Employers often find themselves treading in deep waters when it comes to sexual harassment, which for the most part falls under discrimination.
Furthermore, Title 8, the New York City Human Rights Law (NYCHRL) is applicable to every New York City business with four or more employees and is more restrictive and detailed than many other state or federal anti-discrimination laws such as Title VII of the Civil Rights Act, a federal law that applies to employers with a workforce of 15 or more.
According to sexual harassment lawyers and some of the most impressive ones can be found here: http://employment-law.usattorneys.com/, several court rulings have had an impact on the way courts view subsequent sexual harassment lawsuits after they have become case law. In one case heard by the New York Court of Appeals in 2010, the appellate court’s interpretation of the NYCHRL supplanted the affirmative defense commonly used by employers in such lawsuits.
Employers were able to avoid liability if employees did not take advantage of preventive opportunities provided by the employer. In the case of Zakrzewska vs. The New School, the court observed that employers were liable irrespective of whether the employee reported the incident of sexual harassment to the employer or not. This is one of the rulings that tightened sexual harassment laws for employers. Therefore, small and midsized business owners ought to consider consulting an experienced lawyer about their extent of liability.
Quid Pro Quo
Sexual harassment law is vast and complex, and is a part of Civil Rights Law, Employment Discrimination Law, and may also lead to a personal injury lawsuit. Sexual harassment is for the most part described as the unsolicited physical advances of a sexual nature by an individual. This includes acts such as touching, groping, and passing sexually offensive comments.
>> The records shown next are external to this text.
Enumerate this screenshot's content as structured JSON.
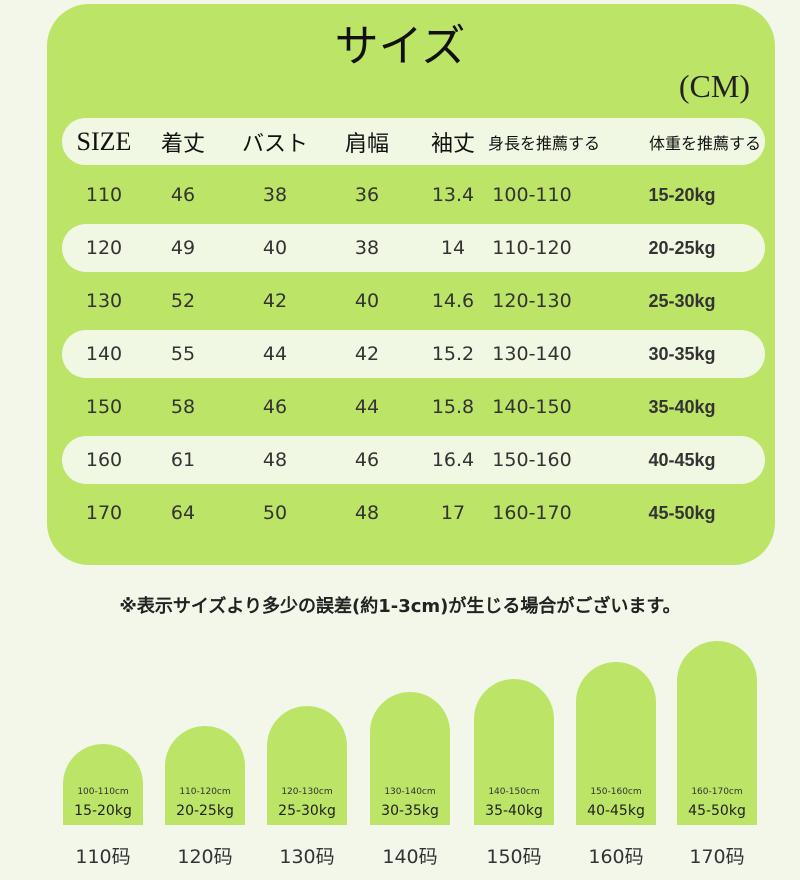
{
  "title": "サイズ",
  "unit": "(CM)",
  "headers": [
    "SIZE",
    "着丈",
    "バスト",
    "肩幅",
    "袖丈",
    "身長を推薦する",
    "体重を推薦する"
  ],
  "rows": [
    [
      "110",
      "46",
      "38",
      "36",
      "13.4",
      "100-110",
      "15-20kg"
    ],
    [
      "120",
      "49",
      "40",
      "38",
      "14",
      "110-120",
      "20-25kg"
    ],
    [
      "130",
      "52",
      "42",
      "40",
      "14.6",
      "120-130",
      "25-30kg"
    ],
    [
      "140",
      "55",
      "44",
      "42",
      "15.2",
      "130-140",
      "30-35kg"
    ],
    [
      "150",
      "58",
      "46",
      "44",
      "15.8",
      "140-150",
      "35-40kg"
    ],
    [
      "160",
      "61",
      "48",
      "46",
      "16.4",
      "150-160",
      "40-45kg"
    ],
    [
      "170",
      "64",
      "50",
      "48",
      "17",
      "160-170",
      "45-50kg"
    ]
  ],
  "note": "※表示サイズより多少の誤差(約1-3cm)が生じる場合がございます。",
  "bars": [
    {
      "height": "100-110cm",
      "weight": "15-20kg",
      "label": "110码"
    },
    {
      "height": "110-120cm",
      "weight": "20-25kg",
      "label": "120码"
    },
    {
      "height": "120-130cm",
      "weight": "25-30kg",
      "label": "130码"
    },
    {
      "height": "130-140cm",
      "weight": "30-35kg",
      "label": "140码"
    },
    {
      "height": "140-150cm",
      "weight": "35-40kg",
      "label": "150码"
    },
    {
      "height": "150-160cm",
      "weight": "40-45kg",
      "label": "160码"
    },
    {
      "height": "160-170cm",
      "weight": "45-50kg",
      "label": "170码"
    }
  ],
  "colors": {
    "accent": "#bce466",
    "pill": "#f0f7e2",
    "background": "#f2f7ea"
  }
}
According to sexual harassment attorneys, there are two broad categories of sexual harassment. Quid Pro Quo is the obvious form that refers to sexual favors being demanded of a subordinate by their boss or anyone in position of power in return for a promotion or any other favor such as not to terminate the employee who has been subjected to harassment.
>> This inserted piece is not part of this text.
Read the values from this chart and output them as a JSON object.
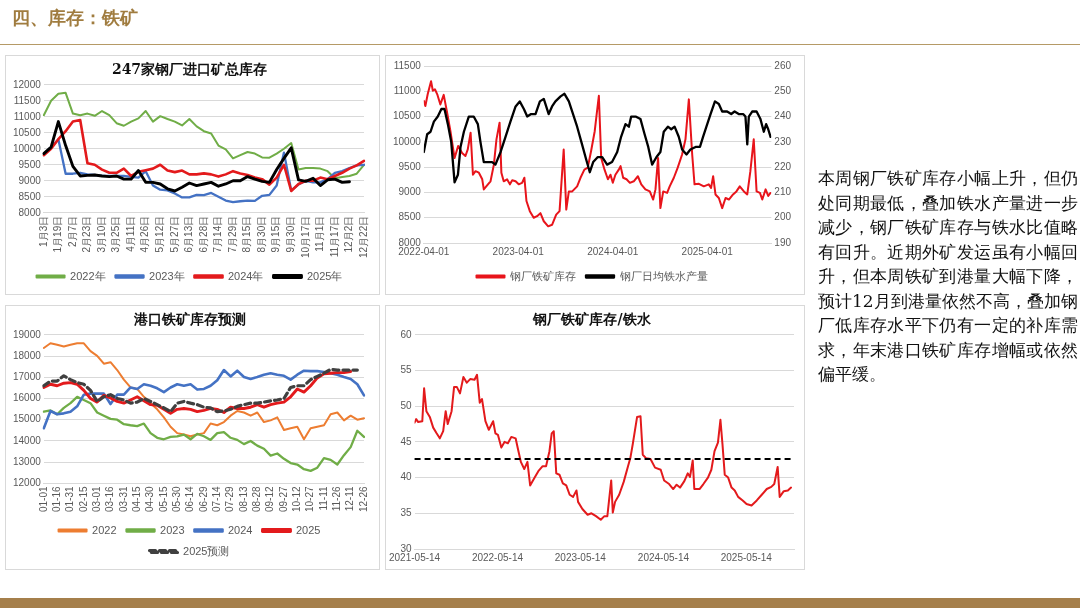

The other category is hostile environment, which is most common in sexual harassment cases but is very difficult to prove. In such a scenario, an employee is exposed to unwanted sexual advances and is the target of sexual talk, jokes, and is forced to see pornographic images, thereby making the employee uncomfortable at work. In such an environment there is no direct threat to the employee’s employment and is therefore more difficult to prove.
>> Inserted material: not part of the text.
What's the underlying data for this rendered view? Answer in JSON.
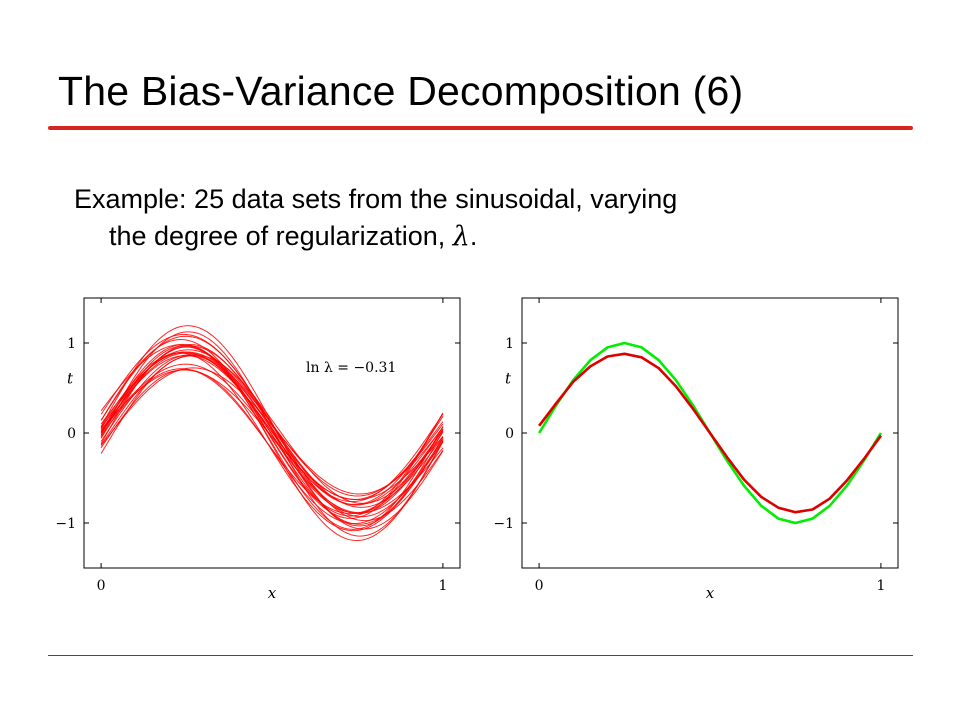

But this should have to be tolerated by anyone and you do not have to be a fabulous and intense sexual harassment lawyer to know this.
The role of the EEOC
The Equal Employment Opportunities Commission (EEOC) is responsible for establishing guidelines in accordance with Title VII of the Civil Rights Act. Employees can approach the EEOC to file a claim seeking remedies for lost wages, punitive damages, injunctive relief, reinstatement of employment, to stop the alleged offender from sexually harassing the employee further, and to ensure that the employer implements a sexual harassment policy that will prevent such instances and protect employees in the future.